По инициативе одной предприимчивой общественницы в самодеятельном порядке уже производилась предварительная запись. Павлик засуетился. Честно говоря, он не знал, кто такой Марсель Марсо, а спросить — значило бы уронить себя в глазах других. Природная сообразительность помогла ему, однако, сделать вывод, что Марсель Марсо какой-то знаменитый артист. Кто-то вроде Аркадия Райкина. Вот почему Павлик тоже поспешил записаться в предварительный список. Он был уже тридцать девятым.

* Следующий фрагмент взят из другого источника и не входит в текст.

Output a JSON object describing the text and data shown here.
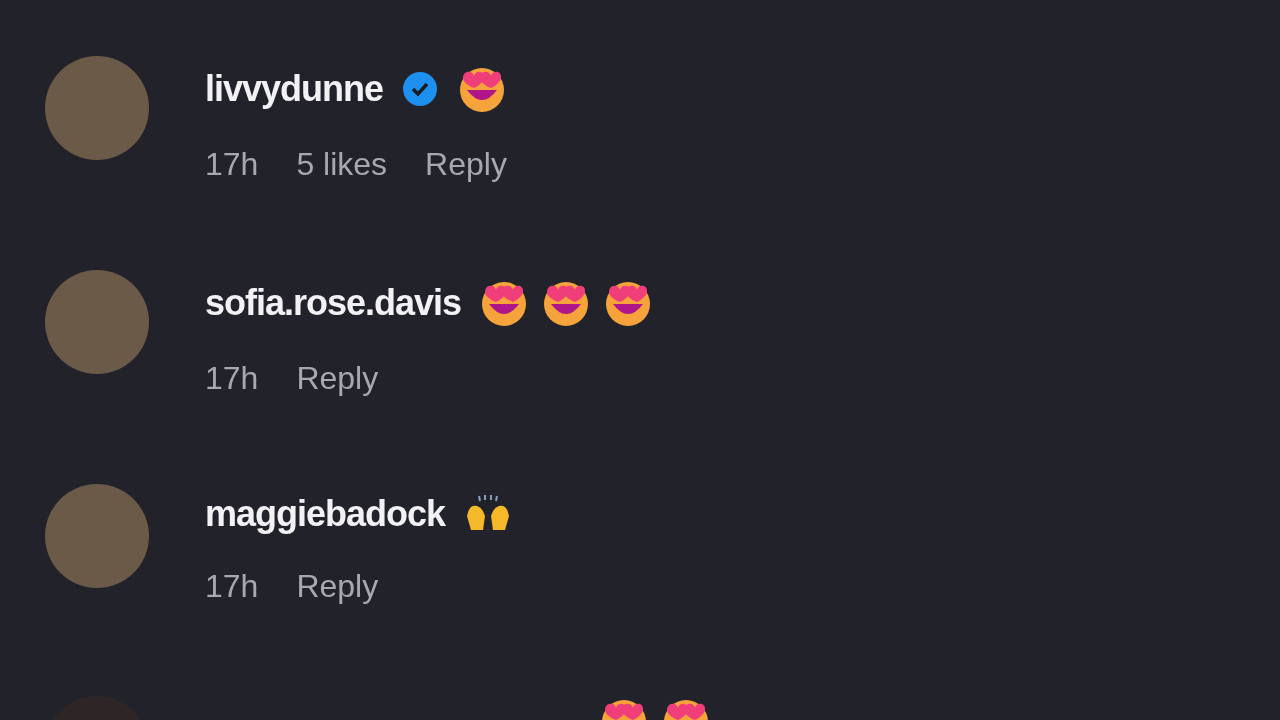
{
  "comments": [
    {
      "username": "livvydunne",
      "verified": true,
      "emojis": [
        {
          "kind": "heart_eyes"
        }
      ],
      "time": "17h",
      "likes": "5 likes",
      "reply": "Reply"
    },
    {
      "username": "sofia.rose.davis",
      "verified": false,
      "emojis": [
        {
          "kind": "heart_eyes"
        },
        {
          "kind": "heart_eyes"
        },
        {
          "kind": "heart_eyes"
        }
      ],
      "time": "17h",
      "reply": "Reply"
    },
    {
      "username": "maggiebadock",
      "verified": false,
      "emojis": [
        {
          "kind": "raising_hands"
        }
      ],
      "time": "17h",
      "reply": "Reply"
    }
  ],
  "cut_comment": {
    "emojis": [
      {
        "kind": "heart_eyes"
      },
      {
        "kind": "heart_eyes"
      }
    ]
  }
}
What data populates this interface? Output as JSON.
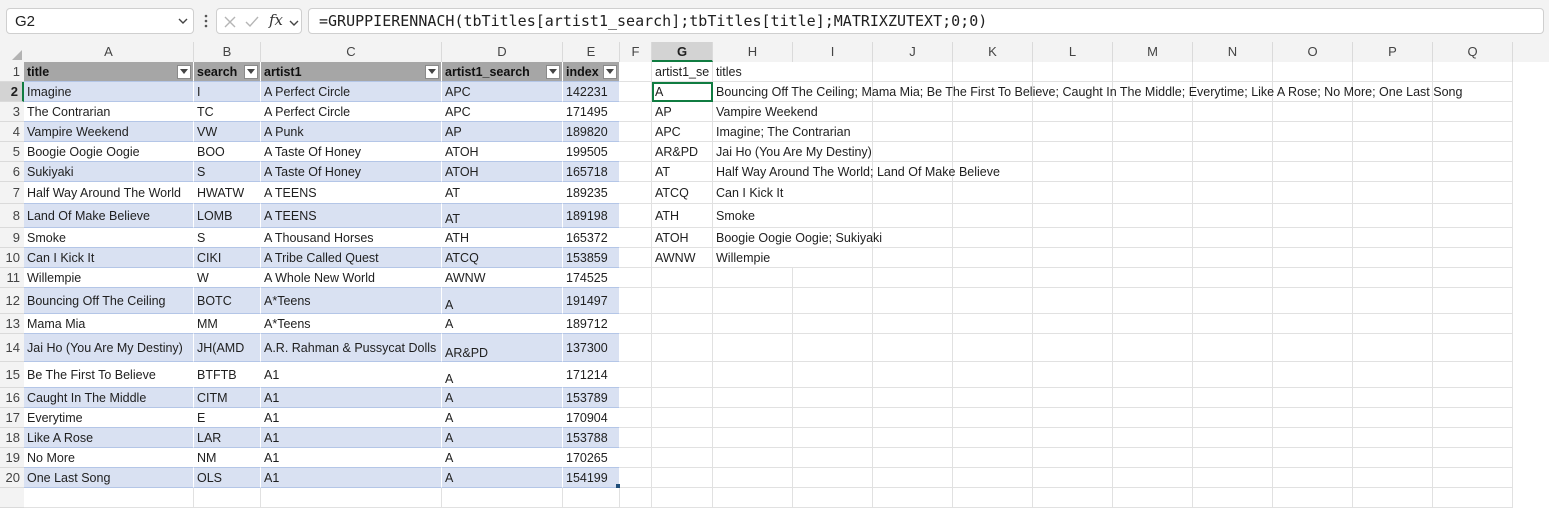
{
  "namebox": {
    "value": "G2",
    "chevron_icon": "chevron-down-icon"
  },
  "formula_controls": {
    "cancel_icon": "cancel-x-icon",
    "enter_icon": "enter-check-icon",
    "fx_label": "fx",
    "expand_icon": "chevron-down-icon"
  },
  "formula": "=GRUPPIERENNACH(tbTitles[artist1_search];tbTitles[title];MATRIXZUTEXT;0;0)",
  "selected_cell": "G2",
  "colors": {
    "table_header": "#a6a6a6",
    "table_band": "#d9e1f2",
    "selection": "#107c41"
  },
  "columns": [
    "A",
    "B",
    "C",
    "D",
    "E",
    "F",
    "G",
    "H",
    "I",
    "J",
    "K",
    "L",
    "M",
    "N",
    "O",
    "P",
    "Q"
  ],
  "table": {
    "name": "tbTitles",
    "headers": [
      "title",
      "search",
      "artist1",
      "artist1_search",
      "index"
    ],
    "rows": [
      [
        "Imagine",
        "I",
        "A Perfect Circle",
        "APC",
        "142231"
      ],
      [
        "The Contrarian",
        "TC",
        "A Perfect Circle",
        "APC",
        "171495"
      ],
      [
        "Vampire Weekend",
        "VW",
        "A Punk",
        "AP",
        "189820"
      ],
      [
        "Boogie Oogie Oogie",
        "BOO",
        "A Taste Of Honey",
        "ATOH",
        "199505"
      ],
      [
        "Sukiyaki",
        "S",
        "A Taste Of Honey",
        "ATOH",
        "165718"
      ],
      [
        "Half Way Around The World",
        "HWATW",
        "A TEENS",
        "AT",
        "189235"
      ],
      [
        "Land Of Make Believe",
        "LOMB",
        "A TEENS",
        "AT",
        "189198"
      ],
      [
        "Smoke",
        "S",
        "A Thousand Horses",
        "ATH",
        "165372"
      ],
      [
        "Can I Kick It",
        "CIKI",
        "A Tribe Called Quest",
        "ATCQ",
        "153859"
      ],
      [
        "Willempie",
        "W",
        "A Whole New World",
        "AWNW",
        "174525"
      ],
      [
        "Bouncing Off The Ceiling",
        "BOTC",
        "A*Teens",
        "A",
        "191497"
      ],
      [
        "Mama Mia",
        "MM",
        "A*Teens",
        "A",
        "189712"
      ],
      [
        "Jai Ho (You Are My Destiny)",
        "JH(AMD",
        "A.R. Rahman & Pussycat Dolls",
        "AR&PD",
        "137300"
      ],
      [
        "Be The First To Believe",
        "BTFTB",
        "A1",
        "A",
        "171214"
      ],
      [
        "Caught In The Middle",
        "CITM",
        "A1",
        "A",
        "153789"
      ],
      [
        "Everytime",
        "E",
        "A1",
        "A",
        "170904"
      ],
      [
        "Like A Rose",
        "LAR",
        "A1",
        "A",
        "153788"
      ],
      [
        "No More",
        "NM",
        "A1",
        "A",
        "170265"
      ],
      [
        "One Last Song",
        "OLS",
        "A1",
        "A",
        "154199"
      ]
    ]
  },
  "result": {
    "headers": [
      "artist1_se",
      "titles"
    ],
    "rows": [
      [
        "A",
        "Bouncing Off The Ceiling; Mama Mia; Be The First To Believe; Caught In The Middle; Everytime; Like A Rose; No More; One Last Song"
      ],
      [
        "AP",
        "Vampire Weekend"
      ],
      [
        "APC",
        "Imagine; The Contrarian"
      ],
      [
        "AR&PD",
        "Jai Ho (You Are My Destiny)"
      ],
      [
        "AT",
        "Half Way Around The World; Land Of Make Believe"
      ],
      [
        "ATCQ",
        "Can I Kick It"
      ],
      [
        "ATH",
        "Smoke"
      ],
      [
        "ATOH",
        "Boogie Oogie Oogie; Sukiyaki"
      ],
      [
        "AWNW",
        "Willempie"
      ]
    ]
  },
  "filter_icon": "filter-dropdown-icon"
}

В рабочей комнате Павлика до обеда все только и говорили о Марселе Марсо. Павлик начал кое-что улавливать. И чем ближе был перерыв, тем сильнее росло его нетерпение. То и дело он беспокойно посматривал на часы. Уязвленное женой самолюбие требовало возмездия. Оно рисовалось ему примерно так. Он возвращается домой со службы и небрежно сообщает, что заказал два билета на Марселя Марсо. Пусть выкусит. Но почему два? Четыре. Теще и тестю. Этим вредным недобиткам. Пусть знают. Но почему четыре? А соседям?

Инициативная группа облегчила задачу представителя Госконцерта — щегольски одетого молодого человека лет двадцати пяти с блеклыми влажными глазами и чумацкими усиками на загоревшем лице. Ему вручили список. И деньги на билеты. Вокруг собралась толпа… Многие лезли напролом, совали деньги. Молодой человек — это был Юраша — стал нервничать. Его правый ус запрыгал в тике. Он и сам не ожидал, что его маленькое объявление вызовет такой ажиотаж. Пора было сматываться…

— Граждане, не толкайтесь. У меня всего пятьдесят билетов, — объявил Юраша, положил в картонную папку списки и в карман — деньги.

В этот момент на Павлика нашло.

— Запишите мне еще десять билетов, — возбужденно потребовал он, протискиваясь к столику.

— Не могу. Билетов больше нет, — огрызнулся усатик. — Пропустите меня, граждане. — Он пробрался сквозь толпу и быстро пошел к выходной двери. Павлик догнал его уже на улице.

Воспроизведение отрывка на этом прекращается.